Whether because one idea has better connections, a greater advertising budget, or friendly regulators on its side, taps into some buried wish in the culture's subconscious, or triumphs because it offers genuine advantages over the other possibility, no new "toy" or gadget becomes widespread without these sorts of battles taking place. In some cases, they go on for so long that they end up becoming the history of the technology itself - as the history of contemporary computers is, to a large degree, the history of PCs and Macs fighting for supremacy. TV users still haven't decisively opted for satellite dishes or cable.
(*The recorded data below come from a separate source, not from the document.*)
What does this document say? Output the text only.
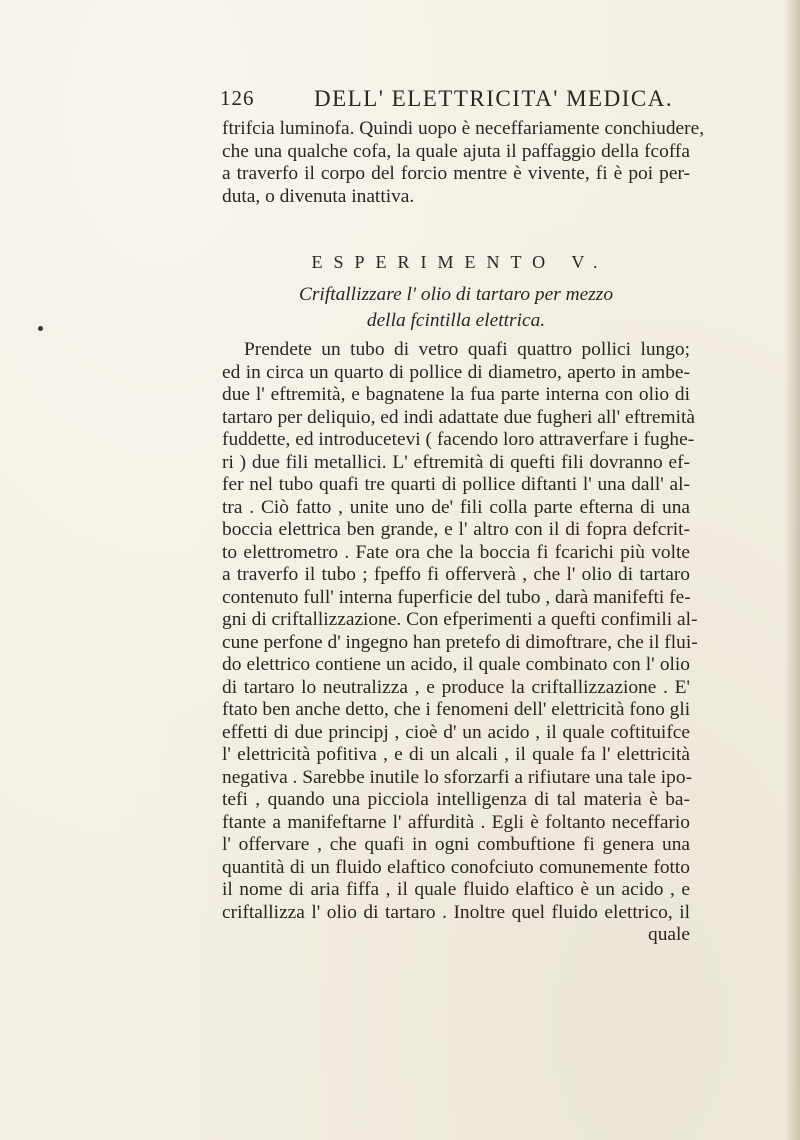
126	DELL' ELETTRICITA' MEDICA.
ftrifcia luminofa. Quindi uopo è neceffariamente conchiudere,
che una qualche cofa, la quale ajuta il paffaggio della fcoffa
a traverfo il corpo del forcio mentre è vivente, fi è poi per-
duta, o divenuta inattiva.
ESPERIMENTO V.
Criftallizzare l' olio di tartaro per mezzo
della fcintilla elettrica.
Prendete un tubo di vetro quafi quattro pollici lungo;
ed in circa un quarto di pollice di diametro, aperto in ambe-
due l' eftremità, e bagnatene la fua parte interna con olio di
tartaro per deliquio, ed indi adattate due fugheri all' eftremità
fuddette, ed introducetevi ( facendo loro attraverfare i fughe-
ri ) due fili metallici. L' eftremità di quefti fili dovranno ef-
fer nel tubo quafi tre quarti di pollice diftanti l' una dall' al-
tra . Ciò fatto , unite uno de' fili colla parte efterna di una
boccia elettrica ben grande, e l' altro con il di fopra defcrit-
to elettrometro . Fate ora che la boccia fi fcarichi più volte
a traverfo il tubo ; fpeffo fi offerverà , che l' olio di tartaro
contenuto full' interna fuperficie del tubo , darà manifefti fe-
gni di criftallizzazione. Con efperimenti a quefti confimili al-
cune perfone d' ingegno han pretefo di dimoftrare, che il flui-
do elettrico contiene un acido, il quale combinato con l' olio
di tartaro lo neutralizza , e produce la criftallizzazione . E'
ftato ben anche detto, che i fenomeni dell' elettricità fono gli
effetti di due principj , cioè d' un acido , il quale coftituifce
l' elettricità pofitiva , e di un alcali , il quale fa l' elettricità
negativa . Sarebbe inutile lo sforzarfi a rifiutare una tale ipo-
tefi , quando una picciola intelligenza di tal materia è ba-
ftante a manifeftarne l' affurdità . Egli è foltanto neceffario
l' offervare , che quafi in ogni combuftione fi genera una
quantità di un fluido elaftico conofciuto comunemente fotto
il nome di aria fiffa , il quale fluido elaftico è un acido , e
criftallizza l' olio di tartaro . Inoltre quel fluido elettrico, il
quale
Most cigar lovers don't know it, but the history of their pet indulgence is littered with similar battles. Cigars, of course, were considered a moribund industry as recently as 1992. Cigarettes, which became easy to mass-produce in the nineteenth century, nearly supplanted cigars during the twentieth. Only in the early 1990s did declining cigar sales suddenly reverse themselves. So until fairly recently, it was possible to imagine a world almost free of cigars and pipes, in which smokers took their nicotine exclusively in the form of cigarettes.

But before cigars and cigarettes began their century-long battle, cigars themselves had to achieve a victory over snuff - the most popular form of tobacco in the eighteenth century.

Still available, but not widely used, today, snuff is a form of fine-ground smokeless tobacco (also sometimes referred to as "dip" or "chew") that was all the rage in Europe during the 1700s. Such cultural luminaries as Napoleon and Pope Benedict XIII were regular users - the excitable French dictator used as much as seven pounds a month, and the Pope found it so congenial that he not only repealed previously-existing papal sanctions against smoking among clerics, but also opened, in 1779, his own tobacco factory. King George III - the one the American colonists rebelled against - had a wife who was so in love with the stuff that people called her "Snuffy Charlotte." A snuff mill was erected in Virginia as early as 1730, over forty-five years before American independence.

Speaking of American independence, tobacco was among the factors leading to that war - and it was the wave of pro-democratic sentiment that swept Europe and America during the late part of the eighteenth century that, in part, led to the decline in snuff's popularity and the explosion of interest in cigars. It was British interference with the American tobacco economy, in the form of the wildly unpopular Two Penny Act of 1758, that inflamed lawyer and patriot Patrick Henry to give speeches decrying the tyranny of the colonial masters. These speeches helped inflame public sentiment in favor of revolution. Tensions between American growers and British merchants were also at issue, so much so that in some parts of early America, the Revolutionary War was known as the "Tobacco War."

A popular pre-revolutionary figure, General Israel Putnam, had already introduced cigars to Americans, who took up the habit in large numbers. But in France, snuff remained the choice of the aristocracy. It was for this very reason, though, that French masses during the 1790s took up smoking cigars. Revolution seemed to be in the air - first the American, and then the French, which began in 1789 and was influenced by some of the same notions that had inspired the successful American revolt. The same angered crowds calling for Revolution in France decided they needed a form of tobacco that was as unlike what the rich used as possible: hence, they took up cigars. In America, perhaps for similar reasons, tax laws passed in 1794 made snuff prohibitively expensive, while tobacco in its smokeable forms was left alone. Voila! The cigar wins, thanks to the French - and finis.